By
Reuters
Published
August 21, 2025
The biggest retailers in Great Britain have written for the Minister of Finance, Rachel Reeves, to say that more tax increases in their next budget could undermine the government's demonstration to improve the standard of living.
The letter, published on Thursday, was coordinated by the British Retail Consortium Agency and signed by 60 retail bosses, including those of John Lewis, Tesco, Sainsbury's, Asda, Morrisons, Aldi, Lidl, JD Sports, Boots, Curries and Kingfisher.
“The work manifesto (2024) made a clear and welcome promise to offer good jobs and a higher standard of living, but if future policy decisions lead to increased prices and less jobs, then those commitments are at risk,” said the letter. He said the retail industry was determined to help the government deliver their growth ambitions.
“However, for this to be possible, the conditions of stable prices, continuous investment and sustainable employment must be in the heart of this year's budget.” Retailers are particularly concerned that reeves plans to reform commercial fees, or commercial property taxes, will increase the amount paid by those with larger stores.

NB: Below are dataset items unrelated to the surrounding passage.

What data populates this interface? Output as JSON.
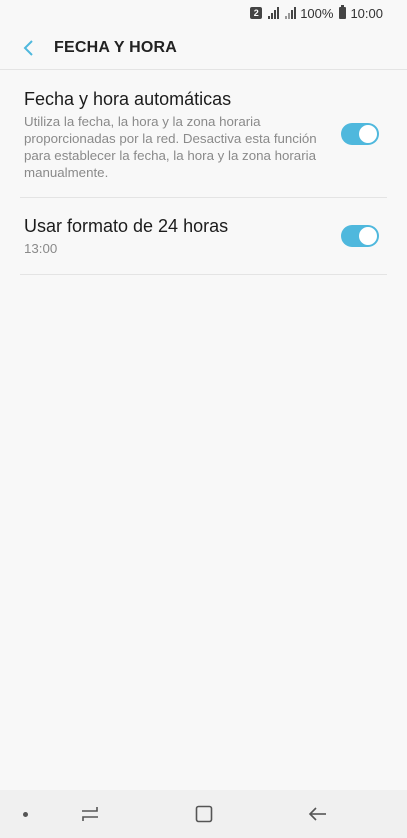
{
  "status_bar": {
    "sim_slot": "2",
    "battery_percent": "100%",
    "time": "10:00"
  },
  "app_bar": {
    "title": "FECHA Y HORA"
  },
  "settings": {
    "auto_datetime": {
      "title": "Fecha y hora automáticas",
      "summary": "Utiliza la fecha, la hora y la zona horaria proporcionadas por la red. Desactiva esta función para establecer la fecha, la hora y la zona horaria manualmente.",
      "enabled": true
    },
    "format_24h": {
      "title": "Usar formato de 24 horas",
      "summary": "13:00",
      "enabled": true
    }
  },
  "colors": {
    "accent": "#4fb8dd",
    "background": "#f8f8f8",
    "divider": "#e4e4e4"
  },
  "icons": {
    "back": "chevron-left-icon",
    "nav_recent": "recent-apps-icon",
    "nav_home": "home-icon",
    "nav_back": "back-arrow-icon"
  }
}
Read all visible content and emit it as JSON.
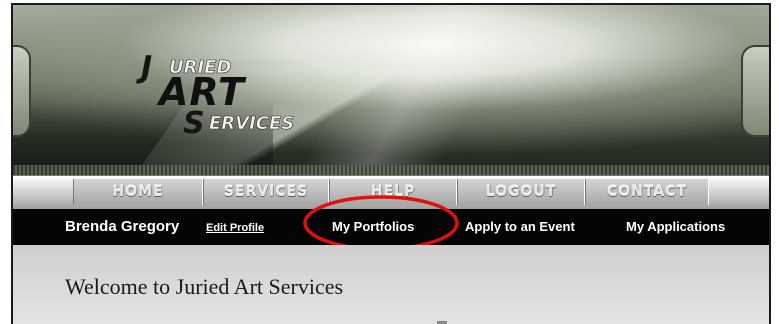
{
  "logo": {
    "line1": "JURIED",
    "line2": "ART",
    "line3": "SERVICES"
  },
  "nav": {
    "items": [
      {
        "label": "HOME"
      },
      {
        "label": "SERVICES"
      },
      {
        "label": "HELP"
      },
      {
        "label": "LOGOUT"
      },
      {
        "label": "CONTACT"
      }
    ]
  },
  "userbar": {
    "user_name": "Brenda Gregory",
    "edit_profile": "Edit Profile",
    "links": {
      "portfolios": "My Portfolios",
      "apply": "Apply to an Event",
      "applications": "My Applications"
    }
  },
  "content": {
    "welcome": "Welcome to Juried Art Services"
  },
  "colors": {
    "highlight_circle": "#e01010",
    "userbar_bg": "#050505"
  }
}
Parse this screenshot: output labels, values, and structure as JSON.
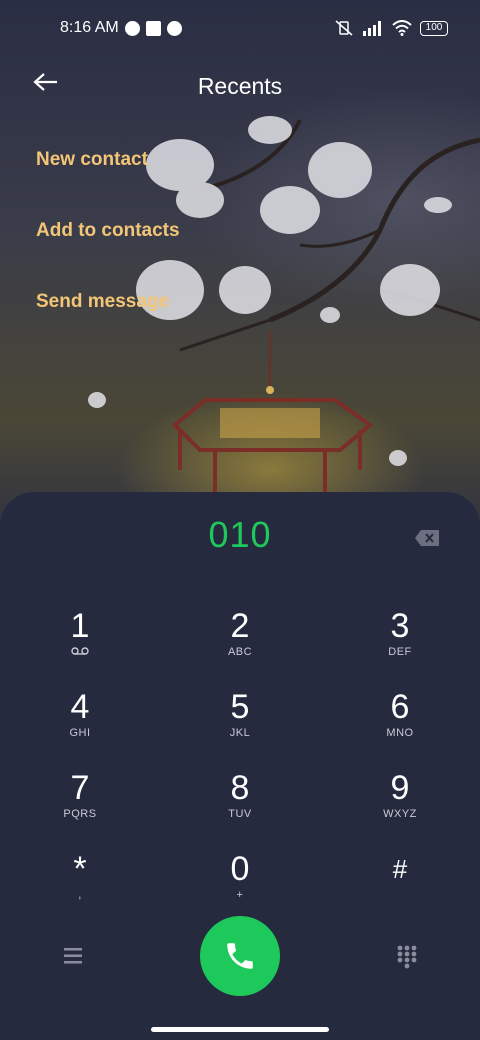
{
  "status_bar": {
    "time": "8:16 AM",
    "battery": "100",
    "icons": [
      "notification-icon",
      "square-icon",
      "notification-icon",
      "vibrate-off-icon",
      "signal-icon",
      "wifi-icon",
      "battery-icon"
    ]
  },
  "header": {
    "title": "Recents",
    "back_icon": "back-arrow-icon"
  },
  "actions": [
    {
      "label": "New contact"
    },
    {
      "label": "Add to contacts"
    },
    {
      "label": "Send message"
    }
  ],
  "dialer": {
    "number": "010",
    "keys": [
      {
        "digit": "1",
        "sub": ""
      },
      {
        "digit": "2",
        "sub": "ABC"
      },
      {
        "digit": "3",
        "sub": "DEF"
      },
      {
        "digit": "4",
        "sub": "GHI"
      },
      {
        "digit": "5",
        "sub": "JKL"
      },
      {
        "digit": "6",
        "sub": "MNO"
      },
      {
        "digit": "7",
        "sub": "PQRS"
      },
      {
        "digit": "8",
        "sub": "TUV"
      },
      {
        "digit": "9",
        "sub": "WXYZ"
      },
      {
        "digit": "*",
        "sub": ","
      },
      {
        "digit": "0",
        "sub": "+"
      },
      {
        "digit": "#",
        "sub": ""
      }
    ]
  },
  "colors": {
    "accent": "#1ec95b",
    "link": "#f3c677",
    "background": "#262a3f"
  }
}
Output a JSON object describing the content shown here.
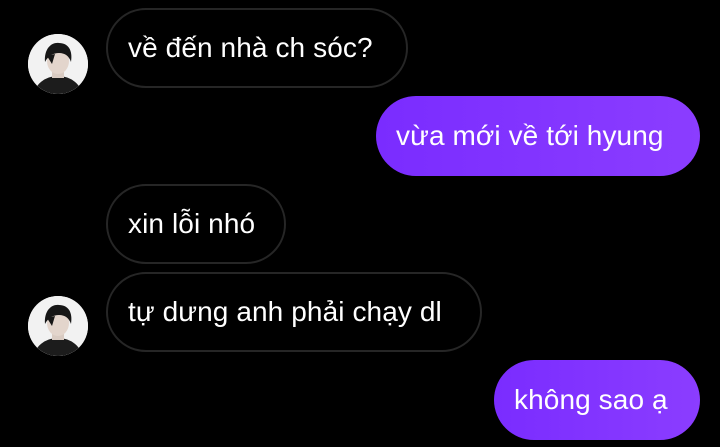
{
  "theme": {
    "background": "#000000",
    "incoming_border": "#262626",
    "outgoing_gradient_start": "#7a2cff",
    "outgoing_gradient_end": "#8b3dff",
    "text": "#ffffff"
  },
  "conversation": {
    "messages": [
      {
        "direction": "incoming",
        "text": "về đến nhà ch sóc?",
        "avatar": "contact-avatar-photo"
      },
      {
        "direction": "outgoing",
        "text": "vừa mới về tới hyung"
      },
      {
        "direction": "incoming",
        "text": "xin lỗi nhó"
      },
      {
        "direction": "incoming",
        "text": "tự dưng anh phải chạy dl",
        "avatar": "contact-avatar-photo"
      },
      {
        "direction": "outgoing",
        "text": "không sao ạ"
      }
    ]
  }
}
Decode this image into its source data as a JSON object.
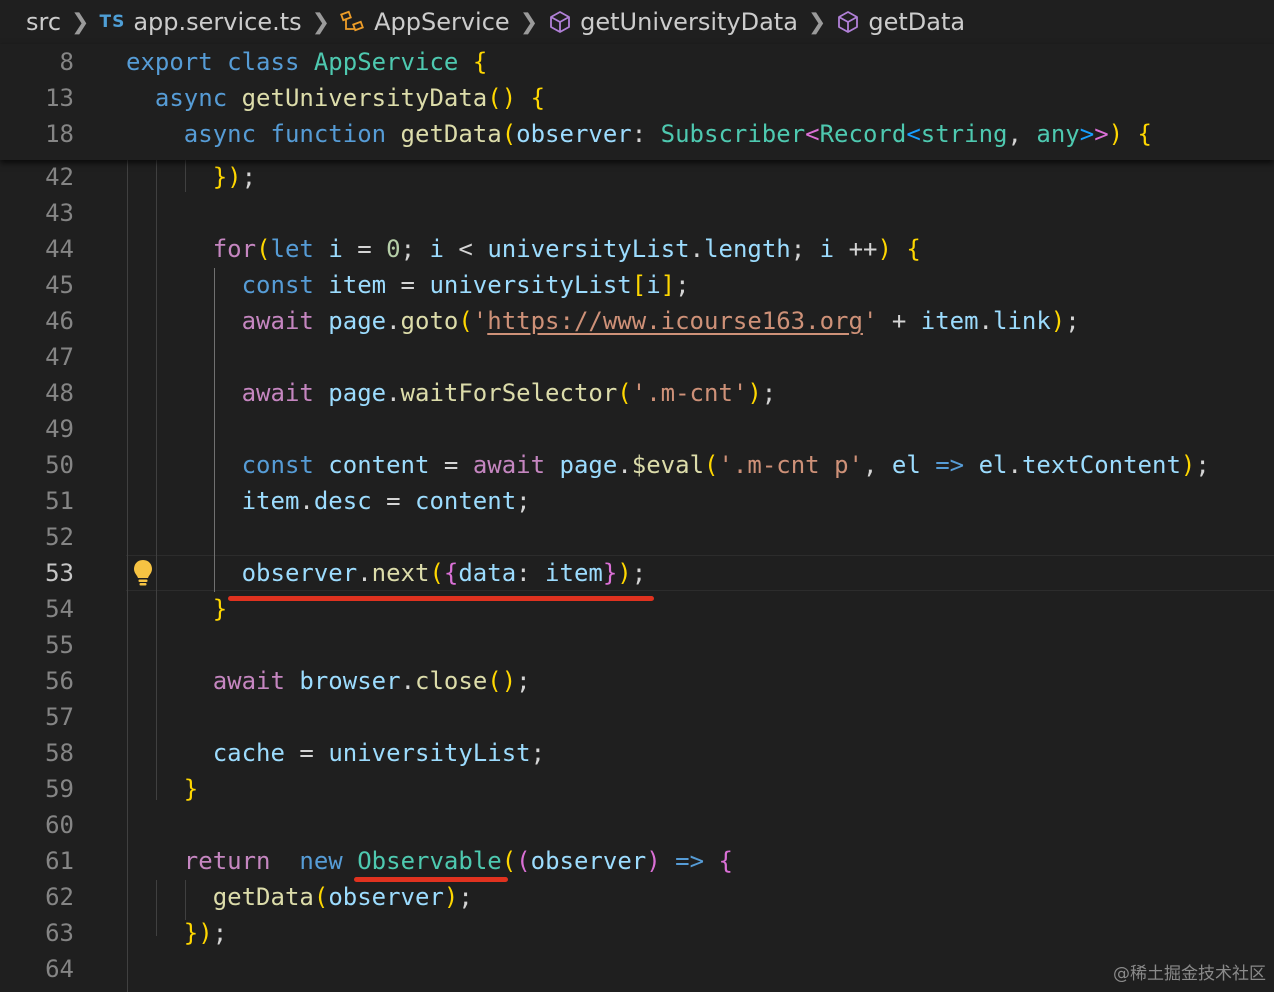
{
  "breadcrumb": {
    "folder": "src",
    "file_icon": "TS",
    "file": "app.service.ts",
    "class": "AppService",
    "method": "getUniversityData",
    "function": "getData"
  },
  "icons": {
    "typescript_file": "ts-file-icon",
    "class": "class-icon",
    "method": "method-cube-icon",
    "lightbulb": "lightbulb-icon"
  },
  "sticky_lines": [
    {
      "num": "8",
      "text": "export class AppService {"
    },
    {
      "num": "13",
      "text": "  async getUniversityData() {"
    },
    {
      "num": "18",
      "text": "    async function getData(observer: Subscriber<Record<string, any>>) {"
    }
  ],
  "lines": [
    {
      "num": "42",
      "text": "      });"
    },
    {
      "num": "43",
      "text": ""
    },
    {
      "num": "44",
      "text": "      for(let i = 0; i < universityList.length; i ++) {"
    },
    {
      "num": "45",
      "text": "        const item = universityList[i];"
    },
    {
      "num": "46",
      "text": "        await page.goto('https://www.icourse163.org' + item.link);"
    },
    {
      "num": "47",
      "text": ""
    },
    {
      "num": "48",
      "text": "        await page.waitForSelector('.m-cnt');"
    },
    {
      "num": "49",
      "text": ""
    },
    {
      "num": "50",
      "text": "        const content = await page.$eval('.m-cnt p', el => el.textContent);"
    },
    {
      "num": "51",
      "text": "        item.desc = content;"
    },
    {
      "num": "52",
      "text": ""
    },
    {
      "num": "53",
      "text": "        observer.next({data: item});"
    },
    {
      "num": "54",
      "text": "      }"
    },
    {
      "num": "55",
      "text": ""
    },
    {
      "num": "56",
      "text": "      await browser.close();"
    },
    {
      "num": "57",
      "text": ""
    },
    {
      "num": "58",
      "text": "      cache = universityList;"
    },
    {
      "num": "59",
      "text": "    }"
    },
    {
      "num": "60",
      "text": ""
    },
    {
      "num": "61",
      "text": "    return  new Observable((observer) => {"
    },
    {
      "num": "62",
      "text": "      getData(observer);"
    },
    {
      "num": "63",
      "text": "    });"
    },
    {
      "num": "64",
      "text": ""
    }
  ],
  "active_line": "53",
  "watermark": "@稀土掘金技术社区",
  "colors": {
    "background": "#1f1f1f",
    "annotation_underline": "#e0321f",
    "keyword": "#569cd6",
    "control": "#c586c0",
    "type": "#4ec9b0",
    "function": "#dcdcaa",
    "variable": "#9cdcfe",
    "string": "#ce9178",
    "number": "#b5cea8"
  }
}
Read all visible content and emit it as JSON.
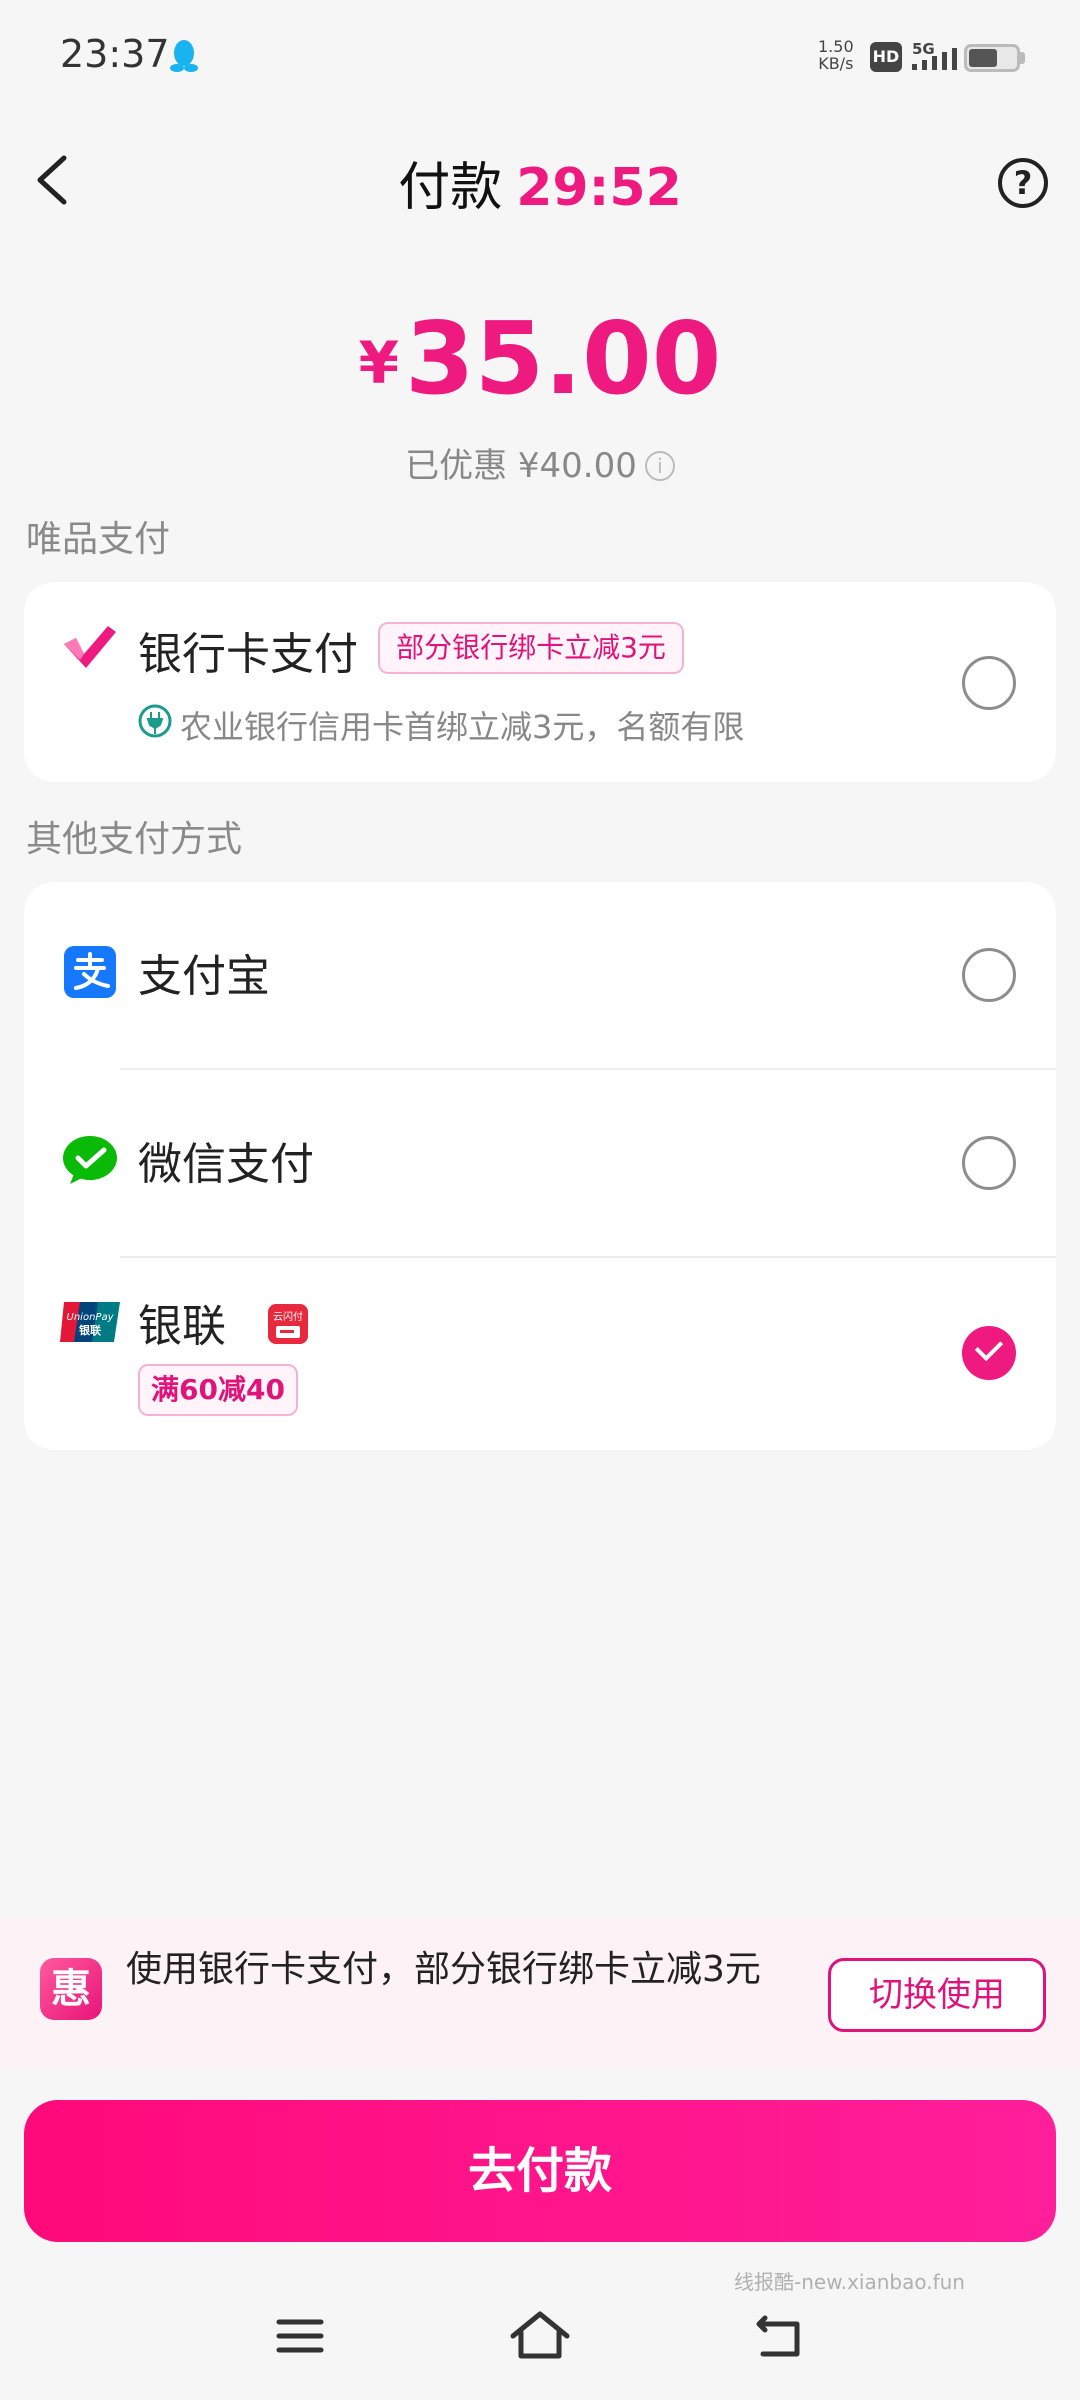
{
  "status_bar": {
    "time": "23:37",
    "net_speed_value": "1.50",
    "net_speed_unit": "KB/s",
    "hd_label": "HD",
    "network_label": "5G",
    "icons": [
      "qq-icon",
      "hd-icon",
      "signal-icon",
      "battery-icon"
    ]
  },
  "header": {
    "title": "付款",
    "countdown": "29:52",
    "help_label": "?"
  },
  "payment": {
    "currency": "¥",
    "amount": "35.00",
    "discount_text": "已优惠 ¥40.00",
    "info_label": "i"
  },
  "vip_section": {
    "label": "唯品支付",
    "method": {
      "name": "银行卡支付",
      "tag": "部分银行绑卡立减3元",
      "note": "农业银行信用卡首绑立减3元，名额有限",
      "selected": false
    }
  },
  "other_section": {
    "label": "其他支付方式",
    "methods": [
      {
        "name": "支付宝",
        "icon": "alipay-icon",
        "selected": false
      },
      {
        "name": "微信支付",
        "icon": "wechat-pay-icon",
        "selected": false
      },
      {
        "name": "银联",
        "icon": "unionpay-icon",
        "tag": "满60减40",
        "selected": true,
        "sub_icon": "cloud-quickpass-icon",
        "unionpay_logo_text": "UnionPay",
        "unionpay_cn_text": "银联",
        "quickpass_text": "云闪付"
      }
    ]
  },
  "promo_banner": {
    "icon_text": "惠",
    "text": "使用银行卡支付，部分银行绑卡立减3元",
    "button_label": "切换使用"
  },
  "pay_button": {
    "label": "去付款"
  },
  "watermark": "线报酷-new.xianbao.fun",
  "colors": {
    "accent": "#ee1a7f",
    "background": "#f6f6f6",
    "card": "#ffffff"
  }
}
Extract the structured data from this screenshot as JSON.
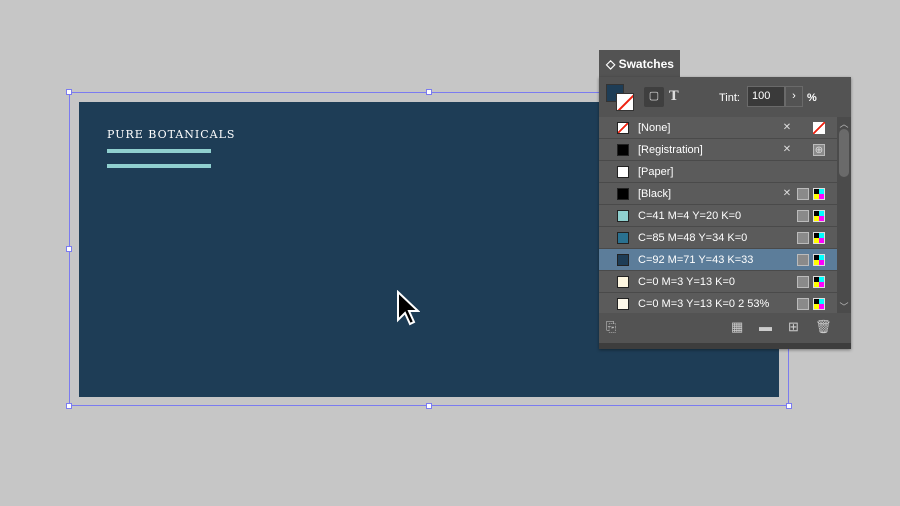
{
  "document": {
    "brand_text": "PURE BOTANICALS",
    "page_color": "#1e3d56",
    "accent_color": "#8fd0cf"
  },
  "panel": {
    "title": "Swatches",
    "tint_label": "Tint:",
    "tint_value": "100",
    "tint_unit": "%",
    "swatches": [
      {
        "name": "[None]",
        "color": "none",
        "icons": [
          "no-edit",
          "none"
        ]
      },
      {
        "name": "[Registration]",
        "color": "#000000",
        "icons": [
          "no-edit",
          "registration"
        ]
      },
      {
        "name": "[Paper]",
        "color": "#ffffff",
        "icons": []
      },
      {
        "name": "[Black]",
        "color": "#000000",
        "icons": [
          "no-edit",
          "process",
          "cmyk"
        ]
      },
      {
        "name": "C=41 M=4 Y=20 K=0",
        "color": "#8fd0cf",
        "icons": [
          "process",
          "cmyk"
        ]
      },
      {
        "name": "C=85 M=48 Y=34 K=0",
        "color": "#2a7190",
        "icons": [
          "process",
          "cmyk"
        ]
      },
      {
        "name": "C=92 M=71 Y=43 K=33",
        "color": "#1e3d56",
        "icons": [
          "process",
          "cmyk"
        ],
        "selected": true
      },
      {
        "name": "C=0 M=3 Y=13 K=0",
        "color": "#fdf6e0",
        "icons": [
          "process",
          "cmyk"
        ]
      },
      {
        "name": "C=0 M=3 Y=13 K=0 2 53%",
        "color": "#fdf8ea",
        "icons": [
          "process",
          "cmyk"
        ]
      }
    ]
  }
}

Reeves must ensure “there is no store, big or small, pay more than it currently does,” said BRC CEO, Helen Dickinson.
Reeves is likely to increase taxes or reduce spending on your budget, probably in more than 20 billion pounds ($ 27 billion) according to analysts, to remain on their way to comply with their fiscal rules and avoid disturbing investors. Its first budget last year increased national employer insurance, or Social Security, contributions and reduced the threshold of when companies begin to pay. The minimum wage also rose.
When a new packaging tax is also taken into account, the retail industry says it has faced an increase of 7 billion pounds in annual costs, which increases prices. The BRC has already warned that food inflation will be as high as 6% by the end of the year, which increases home invoices as well as winter energy costs begin to activate.